Let d[i][j] be the edit distance between:

  • the first i characters of string a
  • the first j characters of string b

Base cases:

d[0][j] = j
d[i][0] = i

Those mean an empty string needs j insertions to become a prefix of length j, and a prefix of length i needs i deletions to become empty.12

Recurrence:

cost = 0 if a[i - 1] == b[j - 1] else 1
d[i][j] = min(
d[i - 1][j] + 1, # delete
d[i][j - 1] + 1, # insert
d[i - 1][j - 1] + cost # substitute or match
)

The answer is d[len(a)][len(b)].

For strings of length m and n:

  • time: O(mn)
  • memory: O(mn) with the full table
  • memory: O(min(m, n)) if only the previous row is kept

Use the full table when you need the edit script. Use row compression when you only need the distance.
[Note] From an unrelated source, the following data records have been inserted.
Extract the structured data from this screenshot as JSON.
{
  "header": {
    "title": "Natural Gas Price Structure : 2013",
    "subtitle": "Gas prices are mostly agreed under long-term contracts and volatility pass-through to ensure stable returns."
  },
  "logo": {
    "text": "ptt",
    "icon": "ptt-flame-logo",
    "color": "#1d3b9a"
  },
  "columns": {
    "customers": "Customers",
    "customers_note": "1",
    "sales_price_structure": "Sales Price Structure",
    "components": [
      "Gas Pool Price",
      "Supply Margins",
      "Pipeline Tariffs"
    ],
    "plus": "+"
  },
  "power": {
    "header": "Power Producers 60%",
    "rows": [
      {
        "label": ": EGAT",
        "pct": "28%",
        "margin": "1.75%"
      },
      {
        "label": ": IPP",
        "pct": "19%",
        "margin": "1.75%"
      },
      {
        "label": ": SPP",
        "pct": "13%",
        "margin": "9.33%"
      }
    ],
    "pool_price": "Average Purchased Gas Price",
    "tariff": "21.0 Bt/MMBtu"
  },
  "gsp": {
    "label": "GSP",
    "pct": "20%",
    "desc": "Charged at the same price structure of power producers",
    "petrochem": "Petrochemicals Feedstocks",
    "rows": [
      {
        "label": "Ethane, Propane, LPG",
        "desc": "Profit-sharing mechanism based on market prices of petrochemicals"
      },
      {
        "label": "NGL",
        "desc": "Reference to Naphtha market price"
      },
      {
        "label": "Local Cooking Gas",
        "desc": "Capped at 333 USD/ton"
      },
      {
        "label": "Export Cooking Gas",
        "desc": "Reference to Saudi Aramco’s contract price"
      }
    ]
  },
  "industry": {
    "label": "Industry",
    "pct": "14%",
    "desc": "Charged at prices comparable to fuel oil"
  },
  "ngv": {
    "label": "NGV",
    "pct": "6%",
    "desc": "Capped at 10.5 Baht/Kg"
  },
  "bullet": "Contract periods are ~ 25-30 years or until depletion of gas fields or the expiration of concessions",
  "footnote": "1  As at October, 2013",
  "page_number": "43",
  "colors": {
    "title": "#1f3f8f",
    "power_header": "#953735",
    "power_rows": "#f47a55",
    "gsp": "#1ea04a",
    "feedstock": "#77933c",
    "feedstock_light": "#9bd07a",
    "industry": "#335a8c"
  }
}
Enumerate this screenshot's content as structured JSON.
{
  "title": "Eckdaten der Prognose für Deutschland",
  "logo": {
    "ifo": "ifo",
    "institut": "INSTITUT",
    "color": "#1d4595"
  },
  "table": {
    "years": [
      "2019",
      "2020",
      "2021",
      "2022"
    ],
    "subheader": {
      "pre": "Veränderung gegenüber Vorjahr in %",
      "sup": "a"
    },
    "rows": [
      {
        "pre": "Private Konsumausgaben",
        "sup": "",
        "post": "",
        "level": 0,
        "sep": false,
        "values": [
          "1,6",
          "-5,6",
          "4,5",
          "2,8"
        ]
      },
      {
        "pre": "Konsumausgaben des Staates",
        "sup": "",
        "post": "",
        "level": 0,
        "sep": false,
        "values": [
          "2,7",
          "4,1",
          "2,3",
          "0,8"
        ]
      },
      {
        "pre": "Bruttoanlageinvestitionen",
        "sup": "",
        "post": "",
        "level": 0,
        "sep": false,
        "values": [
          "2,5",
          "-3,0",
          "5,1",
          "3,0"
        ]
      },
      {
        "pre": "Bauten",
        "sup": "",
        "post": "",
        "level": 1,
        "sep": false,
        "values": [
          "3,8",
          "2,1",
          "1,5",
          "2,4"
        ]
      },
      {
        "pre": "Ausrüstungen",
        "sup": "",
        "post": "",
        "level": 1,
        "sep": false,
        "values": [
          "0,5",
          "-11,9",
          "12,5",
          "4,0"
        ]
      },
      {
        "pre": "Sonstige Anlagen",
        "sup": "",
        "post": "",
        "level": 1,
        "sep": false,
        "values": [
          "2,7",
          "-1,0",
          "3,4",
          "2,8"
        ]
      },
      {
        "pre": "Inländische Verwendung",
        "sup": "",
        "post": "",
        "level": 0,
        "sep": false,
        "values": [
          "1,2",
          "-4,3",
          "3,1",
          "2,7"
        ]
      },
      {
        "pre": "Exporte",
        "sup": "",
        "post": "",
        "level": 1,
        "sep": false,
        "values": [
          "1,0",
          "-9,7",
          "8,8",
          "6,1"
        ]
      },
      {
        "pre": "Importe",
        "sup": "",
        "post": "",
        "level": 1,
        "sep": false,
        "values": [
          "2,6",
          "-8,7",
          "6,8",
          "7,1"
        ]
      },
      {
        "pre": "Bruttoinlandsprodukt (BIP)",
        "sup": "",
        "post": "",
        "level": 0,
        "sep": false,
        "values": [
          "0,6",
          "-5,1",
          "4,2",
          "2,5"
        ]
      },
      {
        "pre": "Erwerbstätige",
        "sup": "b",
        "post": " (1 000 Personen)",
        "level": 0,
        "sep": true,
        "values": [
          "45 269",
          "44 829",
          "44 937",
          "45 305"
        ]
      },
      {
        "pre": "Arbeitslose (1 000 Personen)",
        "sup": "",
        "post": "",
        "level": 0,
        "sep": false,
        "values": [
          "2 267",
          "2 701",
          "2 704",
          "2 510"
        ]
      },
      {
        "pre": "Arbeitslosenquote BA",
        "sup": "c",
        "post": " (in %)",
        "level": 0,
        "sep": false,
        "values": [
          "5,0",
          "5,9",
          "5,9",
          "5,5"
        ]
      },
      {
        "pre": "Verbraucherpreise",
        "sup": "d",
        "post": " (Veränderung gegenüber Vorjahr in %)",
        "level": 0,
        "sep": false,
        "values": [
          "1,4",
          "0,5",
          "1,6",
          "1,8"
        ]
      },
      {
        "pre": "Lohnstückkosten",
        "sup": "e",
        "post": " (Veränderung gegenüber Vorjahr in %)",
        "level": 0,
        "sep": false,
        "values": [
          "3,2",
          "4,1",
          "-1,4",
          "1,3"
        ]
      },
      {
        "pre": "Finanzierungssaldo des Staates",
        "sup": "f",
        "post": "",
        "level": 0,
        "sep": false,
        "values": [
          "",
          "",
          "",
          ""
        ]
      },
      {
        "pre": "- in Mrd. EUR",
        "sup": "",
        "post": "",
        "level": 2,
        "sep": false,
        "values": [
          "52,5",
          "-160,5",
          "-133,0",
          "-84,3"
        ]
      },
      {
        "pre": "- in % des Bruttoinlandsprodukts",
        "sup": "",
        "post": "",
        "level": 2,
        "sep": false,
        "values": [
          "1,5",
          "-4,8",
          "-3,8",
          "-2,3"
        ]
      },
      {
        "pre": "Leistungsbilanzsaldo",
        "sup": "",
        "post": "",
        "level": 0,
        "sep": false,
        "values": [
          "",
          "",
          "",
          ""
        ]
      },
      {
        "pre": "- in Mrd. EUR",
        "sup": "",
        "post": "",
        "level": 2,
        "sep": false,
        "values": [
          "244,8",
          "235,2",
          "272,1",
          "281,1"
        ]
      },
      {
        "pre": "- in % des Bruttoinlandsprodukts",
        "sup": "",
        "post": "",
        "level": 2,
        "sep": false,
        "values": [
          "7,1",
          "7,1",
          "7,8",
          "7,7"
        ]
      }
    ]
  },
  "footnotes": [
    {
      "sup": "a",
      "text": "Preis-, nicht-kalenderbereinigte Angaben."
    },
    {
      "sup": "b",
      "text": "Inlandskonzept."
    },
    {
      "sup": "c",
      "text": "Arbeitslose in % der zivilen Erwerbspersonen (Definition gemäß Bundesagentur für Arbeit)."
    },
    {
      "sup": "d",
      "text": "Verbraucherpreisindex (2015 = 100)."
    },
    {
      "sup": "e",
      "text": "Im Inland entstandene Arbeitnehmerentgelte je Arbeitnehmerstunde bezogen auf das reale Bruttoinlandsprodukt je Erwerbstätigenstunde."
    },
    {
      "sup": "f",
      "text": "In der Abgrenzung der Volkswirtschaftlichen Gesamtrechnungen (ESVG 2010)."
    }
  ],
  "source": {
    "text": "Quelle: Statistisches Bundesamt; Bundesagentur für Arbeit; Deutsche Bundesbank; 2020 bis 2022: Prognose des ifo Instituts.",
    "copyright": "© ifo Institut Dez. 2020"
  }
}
Levenshtein distance is useful for:

  • spell correction
  • fuzzy search
  • typo tolerance
  • approximate matching
  • comparing biological or symbolic sequences
  1. V. I. Levenshtein, “Binary Codes Capable of Correcting Deletions, Insertions, and Reversals”, 1966 English translation of the 1965 Russian paper. https://nymity.ch/sybilhunting/pdf/Levenshtein1966a.pdf

  2. Robert A. Wagner and Michael J. Fischer, “The String-to-String Correction Problem”, Journal of the ACM, 1974.